Genome-wide alternative splicing variation and its potential contribution to maize immature-ear heterosis

Abstract

Heterosis is a well-known phenomenon widely applied in agriculture. Recent studies have suggested that differential gene and protein expression between hybrids and their parents play important roles in heterosis. Alternative splicing (AS) is an essential posttranscriptional mechanism that can greatly affect the transcriptome and proteome diversity in plants. However, genome-wide AS divergence in hybrids compared to their parents and its potential contribution to heterosis have not been comprehensively investigated. We report the direct profiling of the AS landscape using RNA sequencing data from immature ears of the maize hybrid ZD808 and its parents NG5 and CL11. Our results revealed a large number of significant differential AS (DAS) events in ZD808 relative to its parents, which can be further classified into parental-dominant and novel DAS patterns. Parental-dominant, especially NG5-dominant, events were prevalent in the hybrid, accounting for 42% of all analyzed DAS events.
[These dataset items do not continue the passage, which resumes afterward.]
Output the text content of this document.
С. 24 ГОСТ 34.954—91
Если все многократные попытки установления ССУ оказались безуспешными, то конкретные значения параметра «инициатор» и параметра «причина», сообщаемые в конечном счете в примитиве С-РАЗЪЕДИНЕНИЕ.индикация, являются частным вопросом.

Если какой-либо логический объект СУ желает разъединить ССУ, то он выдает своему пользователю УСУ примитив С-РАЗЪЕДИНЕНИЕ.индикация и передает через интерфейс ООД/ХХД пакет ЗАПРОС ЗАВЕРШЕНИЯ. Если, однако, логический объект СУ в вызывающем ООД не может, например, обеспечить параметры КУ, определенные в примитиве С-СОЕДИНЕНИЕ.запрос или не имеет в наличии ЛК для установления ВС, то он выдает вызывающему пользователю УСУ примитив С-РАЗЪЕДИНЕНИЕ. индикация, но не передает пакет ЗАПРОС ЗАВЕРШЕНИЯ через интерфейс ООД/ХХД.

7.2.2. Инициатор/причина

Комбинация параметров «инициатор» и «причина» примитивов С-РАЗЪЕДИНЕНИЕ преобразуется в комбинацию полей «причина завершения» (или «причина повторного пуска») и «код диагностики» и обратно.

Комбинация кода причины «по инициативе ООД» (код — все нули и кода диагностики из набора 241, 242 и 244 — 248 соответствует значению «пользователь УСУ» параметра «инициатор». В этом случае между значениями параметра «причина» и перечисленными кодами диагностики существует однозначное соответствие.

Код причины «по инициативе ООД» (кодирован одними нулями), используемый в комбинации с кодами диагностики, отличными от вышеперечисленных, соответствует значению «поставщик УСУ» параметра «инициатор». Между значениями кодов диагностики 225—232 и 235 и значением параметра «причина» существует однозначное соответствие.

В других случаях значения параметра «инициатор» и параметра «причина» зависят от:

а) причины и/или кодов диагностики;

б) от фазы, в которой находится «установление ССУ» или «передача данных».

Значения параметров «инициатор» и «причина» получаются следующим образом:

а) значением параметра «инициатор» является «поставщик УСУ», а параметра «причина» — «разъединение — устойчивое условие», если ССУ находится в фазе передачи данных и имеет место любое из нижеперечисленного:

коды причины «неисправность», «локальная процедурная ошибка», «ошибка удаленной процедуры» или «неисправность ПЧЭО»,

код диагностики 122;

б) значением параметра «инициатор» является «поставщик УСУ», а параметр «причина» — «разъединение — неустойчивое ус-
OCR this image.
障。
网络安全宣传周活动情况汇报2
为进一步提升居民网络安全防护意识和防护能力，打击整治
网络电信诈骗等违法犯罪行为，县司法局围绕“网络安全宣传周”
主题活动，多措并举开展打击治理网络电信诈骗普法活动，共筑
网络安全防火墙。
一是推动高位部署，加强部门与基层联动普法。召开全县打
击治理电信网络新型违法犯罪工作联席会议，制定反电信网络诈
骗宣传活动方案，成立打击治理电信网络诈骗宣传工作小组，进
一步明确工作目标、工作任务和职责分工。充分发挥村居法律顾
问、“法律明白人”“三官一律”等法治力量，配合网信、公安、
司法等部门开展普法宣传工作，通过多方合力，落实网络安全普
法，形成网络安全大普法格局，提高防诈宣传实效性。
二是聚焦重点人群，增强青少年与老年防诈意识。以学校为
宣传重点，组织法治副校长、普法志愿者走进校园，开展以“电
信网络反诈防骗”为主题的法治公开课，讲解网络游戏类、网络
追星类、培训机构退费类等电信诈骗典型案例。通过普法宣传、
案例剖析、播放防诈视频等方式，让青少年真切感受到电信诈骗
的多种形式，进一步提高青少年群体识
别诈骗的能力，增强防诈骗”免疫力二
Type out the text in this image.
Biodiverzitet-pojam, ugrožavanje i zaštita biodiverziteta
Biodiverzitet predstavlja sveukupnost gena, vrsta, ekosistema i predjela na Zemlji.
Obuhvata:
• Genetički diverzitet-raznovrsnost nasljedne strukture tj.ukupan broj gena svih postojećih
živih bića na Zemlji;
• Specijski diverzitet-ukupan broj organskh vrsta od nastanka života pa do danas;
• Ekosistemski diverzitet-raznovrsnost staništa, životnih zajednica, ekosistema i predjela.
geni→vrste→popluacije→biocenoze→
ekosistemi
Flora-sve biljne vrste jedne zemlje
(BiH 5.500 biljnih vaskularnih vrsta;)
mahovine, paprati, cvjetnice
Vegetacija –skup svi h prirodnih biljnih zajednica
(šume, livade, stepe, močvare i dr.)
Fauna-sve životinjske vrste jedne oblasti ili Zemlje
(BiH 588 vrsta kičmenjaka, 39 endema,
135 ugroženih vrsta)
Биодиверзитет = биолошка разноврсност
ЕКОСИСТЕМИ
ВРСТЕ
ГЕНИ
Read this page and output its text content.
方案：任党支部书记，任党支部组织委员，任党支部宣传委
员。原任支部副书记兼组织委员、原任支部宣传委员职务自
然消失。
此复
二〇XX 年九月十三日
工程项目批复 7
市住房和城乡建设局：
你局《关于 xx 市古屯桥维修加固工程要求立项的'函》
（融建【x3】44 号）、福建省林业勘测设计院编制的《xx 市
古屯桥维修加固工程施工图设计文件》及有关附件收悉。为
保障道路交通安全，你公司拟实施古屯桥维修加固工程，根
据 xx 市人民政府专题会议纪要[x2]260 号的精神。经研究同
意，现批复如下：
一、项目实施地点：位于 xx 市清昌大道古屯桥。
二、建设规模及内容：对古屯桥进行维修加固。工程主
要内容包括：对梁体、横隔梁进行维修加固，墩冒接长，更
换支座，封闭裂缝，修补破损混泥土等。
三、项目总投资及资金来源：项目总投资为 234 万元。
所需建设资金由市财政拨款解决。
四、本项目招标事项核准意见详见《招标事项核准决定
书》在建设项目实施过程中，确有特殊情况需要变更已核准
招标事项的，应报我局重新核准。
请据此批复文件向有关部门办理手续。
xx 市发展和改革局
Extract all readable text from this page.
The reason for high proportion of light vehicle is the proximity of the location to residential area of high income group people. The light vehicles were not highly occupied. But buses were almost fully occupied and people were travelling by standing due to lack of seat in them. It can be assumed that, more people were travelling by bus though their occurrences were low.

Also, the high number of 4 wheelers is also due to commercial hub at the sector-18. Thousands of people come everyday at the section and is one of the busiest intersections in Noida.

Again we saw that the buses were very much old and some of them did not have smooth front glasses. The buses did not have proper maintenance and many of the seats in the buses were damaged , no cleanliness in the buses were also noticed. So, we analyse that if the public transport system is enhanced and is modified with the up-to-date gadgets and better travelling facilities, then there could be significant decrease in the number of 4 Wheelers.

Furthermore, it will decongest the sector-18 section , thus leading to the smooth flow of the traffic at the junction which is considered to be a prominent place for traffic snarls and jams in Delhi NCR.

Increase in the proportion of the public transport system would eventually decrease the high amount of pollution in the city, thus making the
Functional enrichment analysis revealed that the NG5-dominant AS events were involved mainly in regulating the expression of genes associated with carbon/nitrogen metabolism and cell division processes and contributed greatly to maize ear heterosis. Among ZD808, CL11, and NG5, 32.5% of DAS contained or lacked binding sites of at least one annotated maize microRNA (miRNA) and may be involved in miRNA-mediated posttranscriptional regulation. Cis regulation was the predominant contributor to AS variation and participates in many important biological processes associated with immature ear development. This study provides a comprehensive view of genome-wide alternative splicing variation in a maize hybrid.